In remarks delivered in Chicago, Intergovernmental Panel on Climate Change scientist Chris Field on Saturday warned that future dry conditions in the tropics could ignite long-held carbon repositories and release tons of greenhouse gas emissions into the atmosphere.
This effect could be replicated in the Arctic, he said, where an acceleration of permafrost thawing could mean increased amounts of CO2 and methane.
"There is a real risk that human-caused climate change will accelerate the release of carbon dioxide from forest and tundra ecosystems, which have been storing a lot of carbon for thousands of years," said Field, who teaches at Stanford University and was among the group of IPCC scientists awarded the Nobel Peace Prize in 2007 along with former Vice President Al Gore.
Field's comments were delivered before the American Association for the Advancement of Science. His speech was meant to be an interim update since the IPCC's fourth assessment on the effects of climate change. A fifth assessment is upcoming.
The fourth assessment concluded that the Earth's temperature is likely to increase 2 to 11.5 degrees Fahrenheit by 2100.
'Large and destructive' fires in the tropics?
But Field said the fourth assessment underestimated the potential severity of climate change, mostly because China and India are building more and more coal-fired power plants to meet surging electric demand.
Looking ahead, of particular concern to Field are the tropics, which he said could start to ignite if higher temperatures lead to dry conditions.

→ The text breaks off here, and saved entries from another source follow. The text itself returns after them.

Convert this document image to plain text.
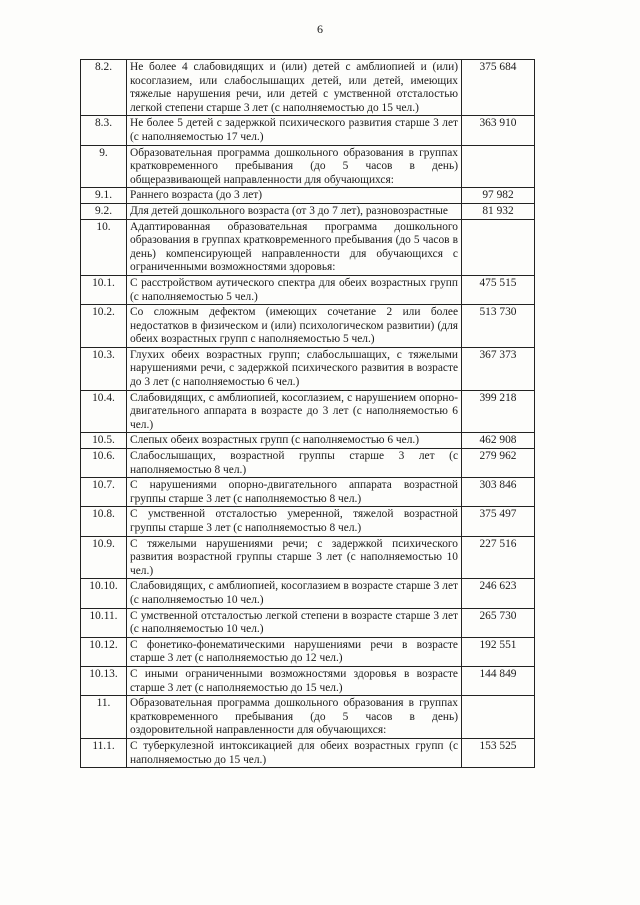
6
8.2.	Не более 4 слабовидящих и (или) детей с амблиопией и (или) косоглазием, или слабослышащих детей, или детей, имеющих тяжелые нарушения речи, или детей с умственной отсталостью легкой степени старше 3 лет (с наполняемостью до 15 чел.)	375 684
8.3.	Не более 5 детей с задержкой психического развития старше 3 лет (с наполняемостью 17 чел.)	363 910
9.	Образовательная программа дошкольного образования в группах кратковременного пребывания (до 5 часов в день) общеразвивающей направленности для обучающихся:	
9.1.	Раннего возраста (до 3 лет)	97 982
9.2.	Для детей дошкольного возраста (от 3 до 7 лет), разновозрастные	81 932
10.	Адаптированная образовательная программа дошкольного образования в группах кратковременного пребывания (до 5 часов в день) компенсирующей направленности для обучающихся с ограниченными возможностями здоровья:	
10.1.	С расстройством аутического спектра для обеих возрастных групп (с наполняемостью 5 чел.)	475 515
10.2.	Со сложным дефектом (имеющих сочетание 2 или более недостатков в физическом и (или) психологическом развитии) (для обеих возрастных групп с наполняемостью 5 чел.)	513 730
10.3.	Глухих обеих возрастных групп; слабослышащих, с тяжелыми нарушениями речи, с задержкой психического развития в возрасте до 3 лет (с наполняемостью 6 чел.)	367 373
10.4.	Слабовидящих, с амблиопией, косоглазием, с нарушением опорно-двигательного аппарата в возрасте до 3 лет (с наполняемостью 6 чел.)	399 218
10.5.	Слепых обеих возрастных групп (с наполняемостью 6 чел.)	462 908
10.6.	Слабослышащих, возрастной группы старше 3 лет (с наполняемостью 8 чел.)	279 962
10.7.	С нарушениями опорно-двигательного аппарата возрастной группы старше 3 лет (с наполняемостью 8 чел.)	303 846
10.8.	С умственной отсталостью умеренной, тяжелой возрастной группы старше 3 лет (с наполняемостью 8 чел.)	375 497
10.9.	С тяжелыми нарушениями речи; с задержкой психического развития возрастной группы старше 3 лет (с наполняемостью 10 чел.)	227 516
10.10.	Слабовидящих, с амблиопией, косоглазием в возрасте старше 3 лет (с наполняемостью 10 чел.)	246 623
10.11.	С умственной отсталостью легкой степени в возрасте старше 3 лет (с наполняемостью 10 чел.)	265 730
10.12.	С фонетико-фонематическими нарушениями речи в возрасте старше 3 лет (с наполняемостью до 12 чел.)	192 551
10.13.	С иными ограниченными возможностями здоровья в возрасте старше 3 лет (с наполняемостью до 15 чел.)	144 849
11.	Образовательная программа дошкольного образования в группах кратковременного пребывания (до 5 часов в день) оздоровительной направленности для обучающихся:	
11.1.	С туберкулезной интоксикацией для обеих возрастных групп (с наполняемостью до 15 чел.)	153 525
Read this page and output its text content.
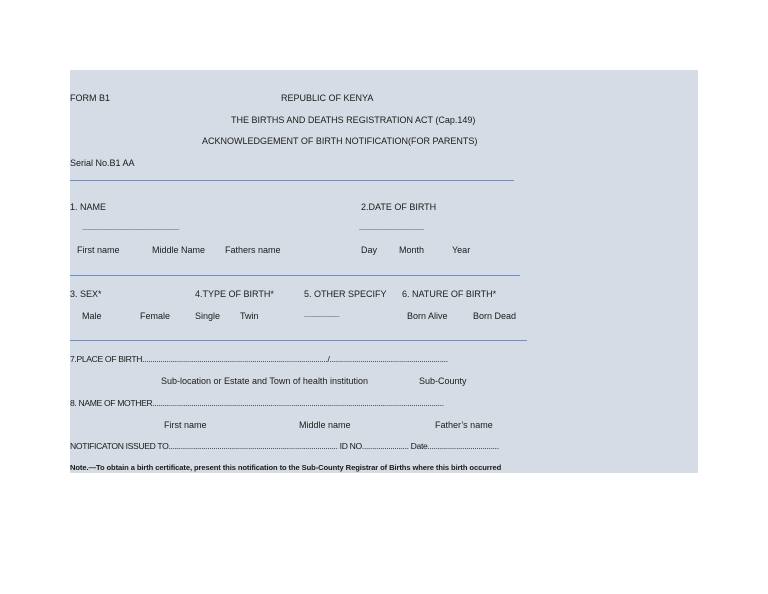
FORM B1	REPUBLIC OF KENYA
THE BIRTHS AND DEATHS REGISTRATION ACT (Cap.149)
ACKNOWLEDGEMENT OF BIRTH NOTIFICATION(FOR PARENTS)
Serial No.B1 AA
1. NAME	2.DATE OF BIRTH
...........................................................................................	.............................................................
First name	Middle Name Fathers name	Day Month	Year
3. SEX*	4.TYPE OF BIRTH*	5. OTHER SPECIFY 6. NATURE OF BIRTH*
Male	Female	Single Twin	.................................	Born Alive	Born Dead
7.PLACE OF BIRTH.........................................................................................../..........................................................
Sub-location or Estate and Town of health institution	Sub-County
8. NAME OF MOTHER...............................................................................................................................................
First name	Middle name	Father’s name
NOTIFICATON ISSUED TO................................................................................... ID NO....................... Date...................................
Note.—To obtain a birth certificate, present this notification to the Sub-County Registrar of Births where this birth occurred
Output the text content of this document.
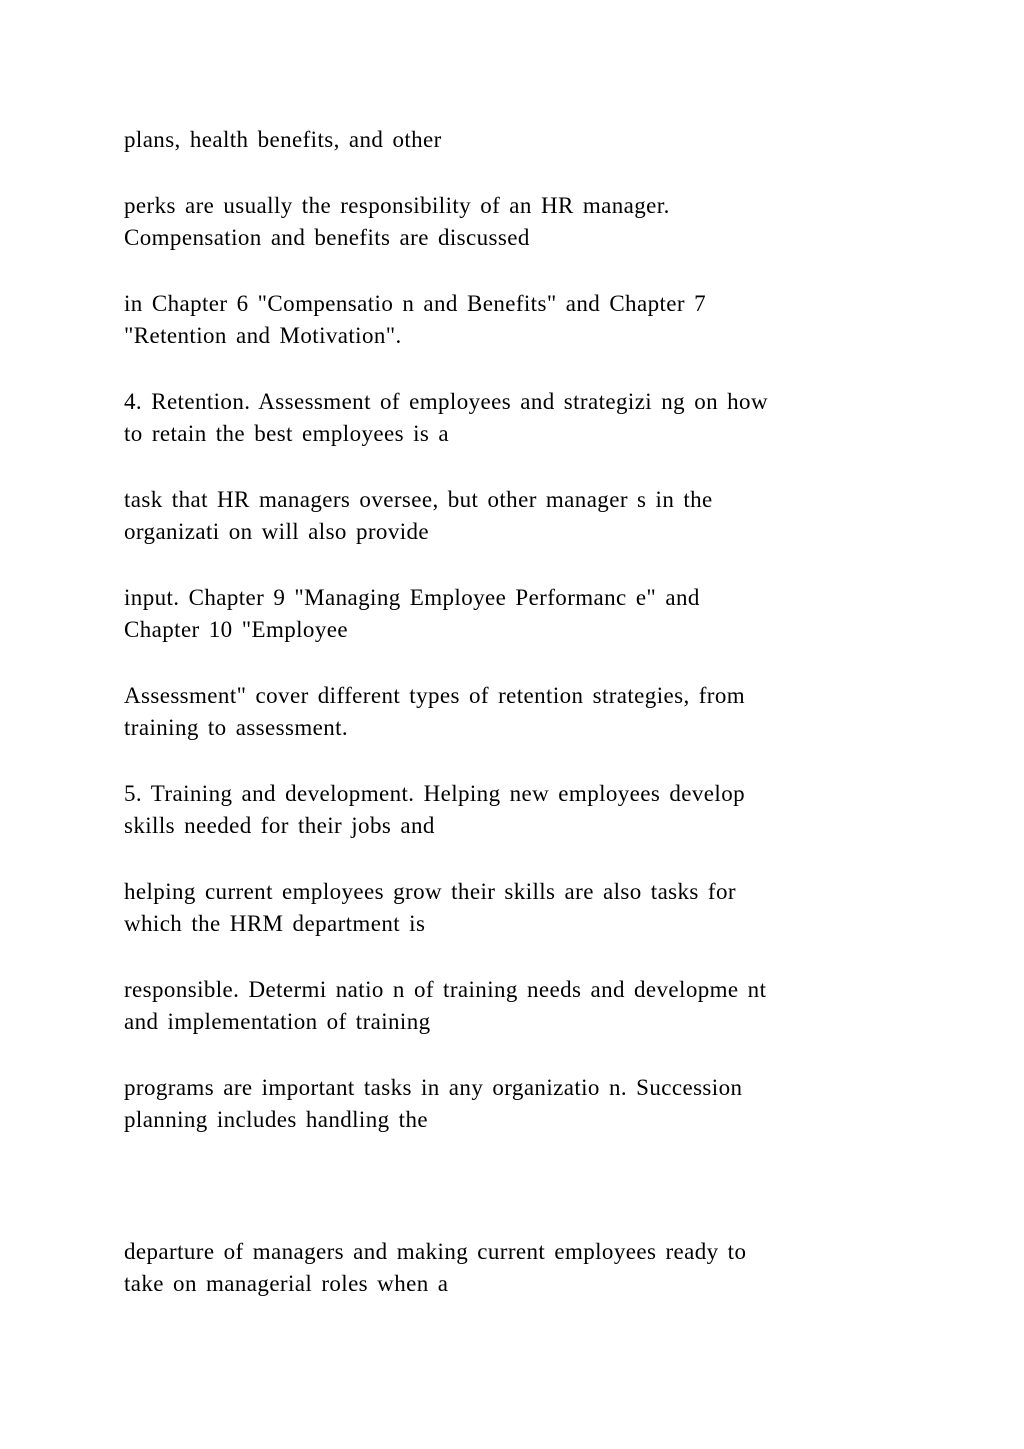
plans, health benefits, and other

perks are usually the responsibility of an HR manager.

Compensation and benefits are discussed

in Chapter 6 "Compensatio n and Benefits" and Chapter 7

"Retention and Motivation".

4. Retention. Assessment of employees and strategizi ng on how

to retain the best employees is a

task that HR managers oversee, but other manager s in the

organizati on will also provide

input. Chapter 9 "Managing Employee Performanc e" and

Chapter 10 "Employee

Assessment" cover different types of retention strategies, from

training to assessment.

5. Training and development. Helping new employees develop

skills needed for their jobs and

helping current employees grow their skills are also tasks for

which the HRM department is

responsible. Determi natio n of training needs and developme nt

and implementation of training

programs are important tasks in any organizatio n. Succession

planning includes handling the

departure of managers and making current employees ready to

take on managerial roles when a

"Tropical forests are essentially inflammable," Field said. "You couldn't get a fire to burn there if you tried. But if they dry out just a little bit, the result can be very large and destructive wildfires."
Loss of tropical forests to wildfires and deforestation could lead to higher atmospheric CO2 concentrations of 10 to 100 parts per million by the end of the century, he said.
In the Arctic, Field said, the release of CO2 from decaying organic matter "that has been frozen for millennia" is a more pressing short-term concern.
"The new estimate of the total amount of carbon that's frozen in permafrost soils is on the order of 1,000 billion tons," he said. "By comparison, the total amount of CO2 that's been released in fossil fuel combustion since the beginning of the Industrial Revolution is around 350 billion tons. So the amount of carbon that's stored in these frozen soils is truly vast."
Much of this carbon is trapped in plants that have been frozen for 25,000 to 50,000 years, Field said. The frozen plants are susceptible to decomposition when the tundra thaws, making the melting of permafrost a danger.